Without the palisade was a space of waste land, marsh and thicket, tapering to the narrow strip of sand and scrub joining the peninsula to the forest, and here and there upon this waste ground rose a mean house, dwelt in by the poorer sort. All were dark. We left them behind, and found ourselves upon the neck, with the desolate murmur of the river on either hand, and before us the deep blackness of the forest. Suddenly Diccon stopped in his tracks and turned his head. "I did hear something then," he muttered. "Look, sir!"

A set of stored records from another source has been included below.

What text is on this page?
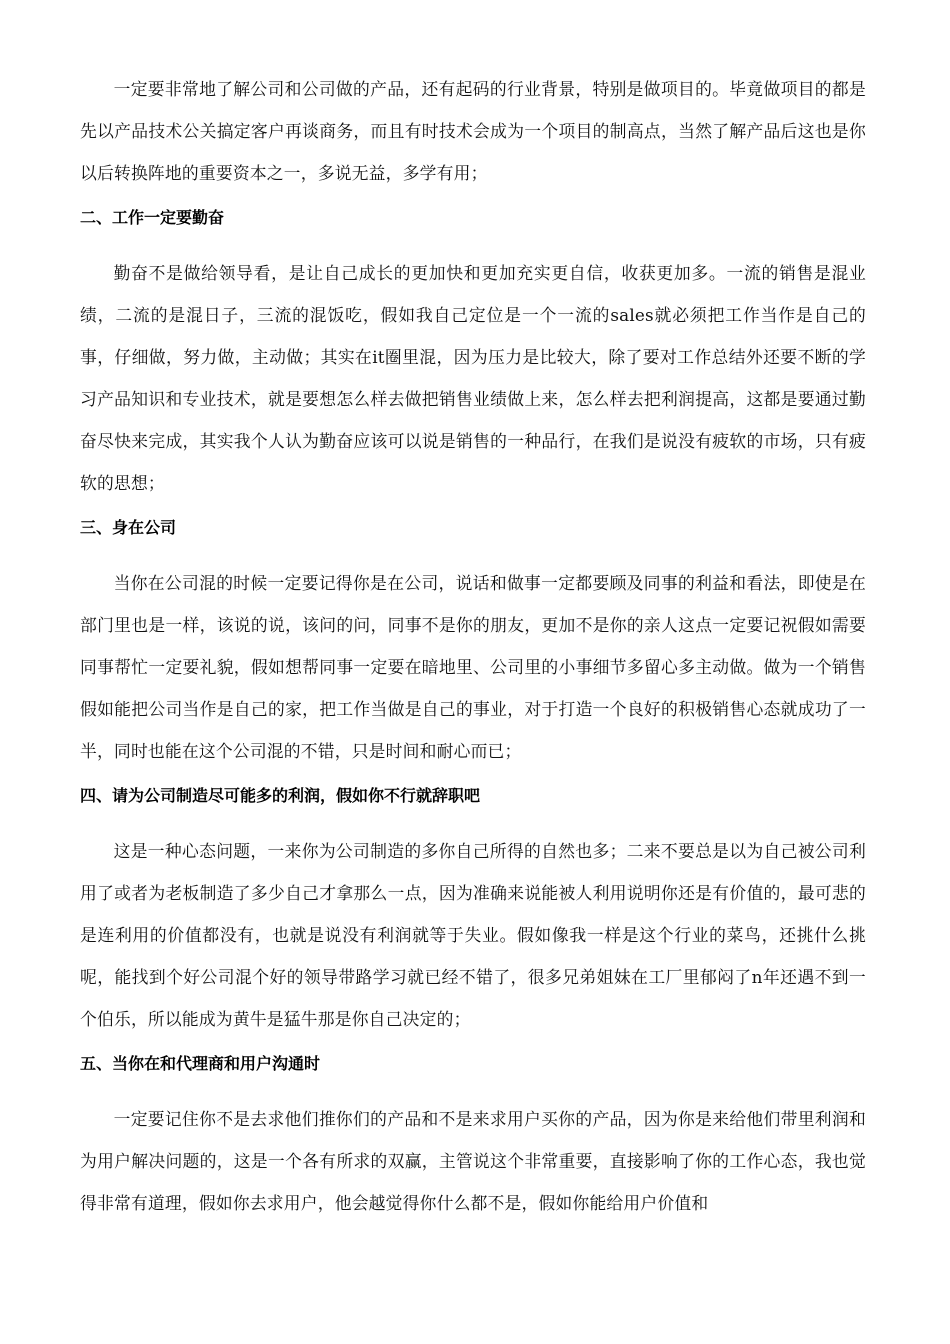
一定要非常地了解公司和公司做的产品，还有起码的行业背景，特别是做项目的。毕竟做项目的都是先以产品技术公关搞定客户再谈商务，而且有时技术会成为一个项目的制高点，当然了解产品后这也是你以后转换阵地的重要资本之一，多说无益，多学有用；

二、工作一定要勤奋

勤奋不是做给领导看，是让自己成长的更加快和更加充实更自信，收获更加多。一流的销售是混业绩，二流的是混日子，三流的混饭吃，假如我自己定位是一个一流的sales就必须把工作当作是自己的事，仔细做，努力做，主动做；其实在it圈里混，因为压力是比较大，除了要对工作总结外还要不断的学习产品知识和专业技术，就是要想怎么样去做把销售业绩做上来，怎么样去把利润提高，这都是要通过勤奋尽快来完成，其实我个人认为勤奋应该可以说是销售的一种品行，在我们是说没有疲软的市场，只有疲软的思想；

三、身在公司

当你在公司混的时候一定要记得你是在公司，说话和做事一定都要顾及同事的利益和看法，即使是在部门里也是一样，该说的说，该问的问，同事不是你的朋友，更加不是你的亲人这点一定要记祝假如需要同事帮忙一定要礼貌，假如想帮同事一定要在暗地里、公司里的小事细节多留心多主动做。做为一个销售假如能把公司当作是自己的家，把工作当做是自己的事业，对于打造一个良好的积极销售心态就成功了一半，同时也能在这个公司混的不错，只是时间和耐心而已；

四、请为公司制造尽可能多的利润，假如你不行就辞职吧

这是一种心态问题，一来你为公司制造的多你自己所得的自然也多；二来不要总是以为自己被公司利用了或者为老板制造了多少自己才拿那么一点，因为准确来说能被人利用说明你还是有价值的，最可悲的是连利用的价值都没有，也就是说没有利润就等于失业。假如像我一样是这个行业的菜鸟，还挑什么挑呢，能找到个好公司混个好的领导带路学习就已经不错了，很多兄弟姐妹在工厂里郁闷了n年还遇不到一个伯乐，所以能成为黄牛是猛牛那是你自己决定的；

五、当你在和代理商和用户沟通时

一定要记住你不是去求他们推你们的产品和不是来求用户买你的产品，因为你是来给他们带里利润和为用户解决问题的，这是一个各有所求的双赢，主管说这个非常重要，直接影响了你的工作心态，我也觉得非常有道理，假如你去求用户，他会越觉得你什么都不是，假如你能给用户价值和
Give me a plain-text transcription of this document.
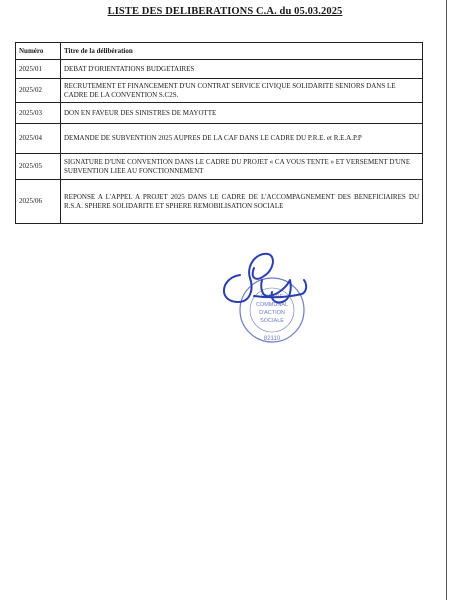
LISTE DES DELIBERATIONS C.A. du 05.03.2025
Numéro	Titre de la délibération
2025/01	DEBAT D'ORIENTATIONS BUDGETAIRES
2025/02	RECRUTEMENT ET FINANCEMENT D'UN CONTRAT SERVICE CIVIQUE SOLIDARITE SENIORS DANS LE CADRE DE LA CONVENTION S.C2S.
2025/03	DON EN FAVEUR DES SINISTRES DE MAYOTTE
2025/04	DEMANDE DE SUBVENTION 2025 AUPRES DE LA CAF DANS LE CADRE DU P.R.E. et R.E.A.P.P
2025/05	SIGNATURE D'UNE CONVENTION DANS LE CADRE DU PROJET « CA VOUS TENTE » ET VERSEMENT D'UNE SUBVENTION LIEE AU FONCTIONNEMENT
2025/06	REPONSE A L'APPEL A PROJET 2025 DANS LE CADRE DE L'ACCOMPAGNEMENT DES BENEFICIAIRES DU R.S.A. SPHERE SOLIDARITE ET SPHERE REMOBILISATION SOCIALE
CENTRE
COMMUNAL
D'ACTION
SOCIALE
82110
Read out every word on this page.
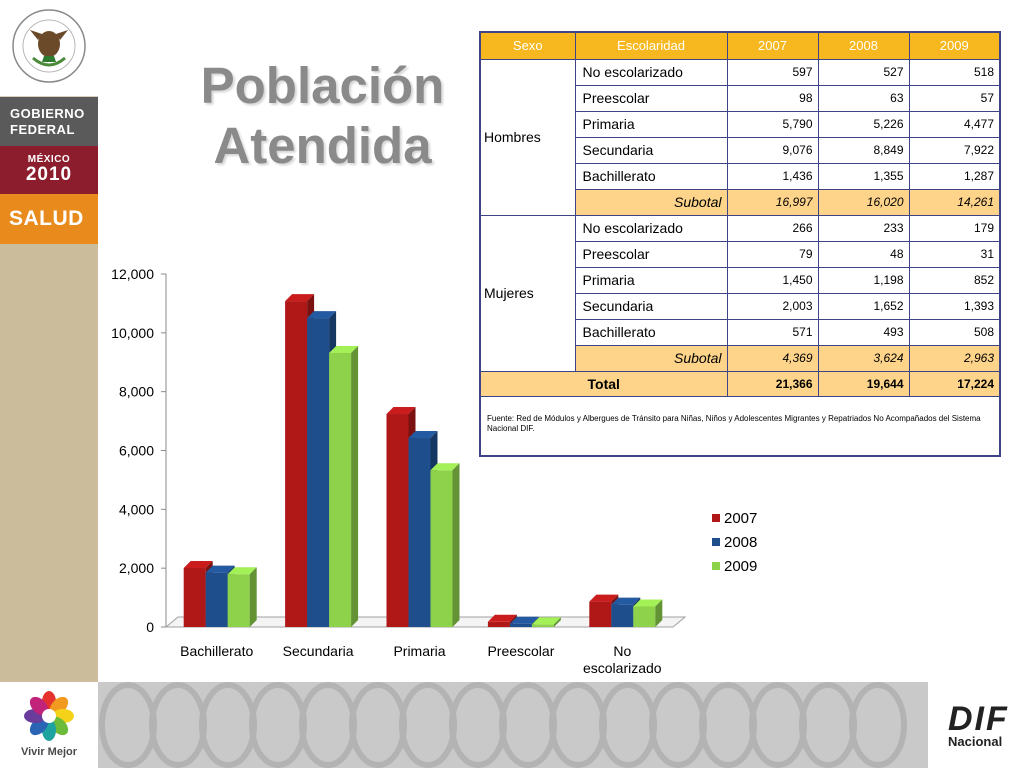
GOBIERNO
FEDERAL
MÉXICO
2010
SALUD
Población
Atendida
Sexo	Escolaridad	2007	2008	2009
Hombres	No escolarizado	597	527	518
	Preescolar	98	63	57
	Primaria	5,790	5,226	4,477
	Secundaria	9,076	8,849	7,922
	Bachillerato	1,436	1,355	1,287
	Subotal	16,997	16,020	14,261
Mujeres	No escolarizado	266	233	179
	Preescolar	79	48	31
	Primaria	1,450	1,198	852
	Secundaria	2,003	1,652	1,393
	Bachillerato	571	493	508
	Subotal	4,369	3,624	2,963
Total		21,366	19,644	17,224
Fuente: Red de Módulos y Albergues de Tránsito para Niñas, Niños y Adolescentes Migrantes y Repatriados No Acompañados del Sistema Nacional DIF.				
0
2,000
4,000
6,000
8,000
10,000
12,000
Bachillerato Secundaria	Primaria	Preescolar	No
escolarizado
2007
2008
2009
Vivir Mejor
DIF
Nacional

The stars faintly lit the road that had been trodden hard and bare by the feet of all who came and went. Down this road something was coming toward us, something low and dark, that moved not fast, and not slow, but with a measured and relentless pace. "A panther!" said Diccon.

We watched the creature with more of curiosity than alarm. Unless brought to bay, or hungry, or wantonly irritated, these great cats were cowardly enough. It would hardly attack the two of us. Nearer and nearer it came, showing no signs of anger and none of fear, and paying no attention to the withered branch with which Diccon tried to scare it off. When it was so close that we could see the white of its breast it stopped, looking at us with large unfaltering eyes, and slightly moving its tail to and fro.

"A tame panther!" ejaculated Diccon. "It must be the one Nantauquas tamed, sir. He would have kept it somewhere near Master Rolfe's house."

"And it heard us, and followed us through the gate," I said. "It was the third the warder talked of."

We walked on, and the beast, addressing itself to motion, followed at our heels. Now and then we looked back at it, but we feared it not.

As for me, I had begun to think that a panther might be the least formidable thing I should meet that night. By this I had scarcely any hope—or fear—that I should find her at our journey's end. The lonesome path that led only to the night-time forest, the deep and dark river with its mournful voice, the hard, bright, pitiless stars, the cold, the loneliness, the distance,—how should she be there? And if not she, who then?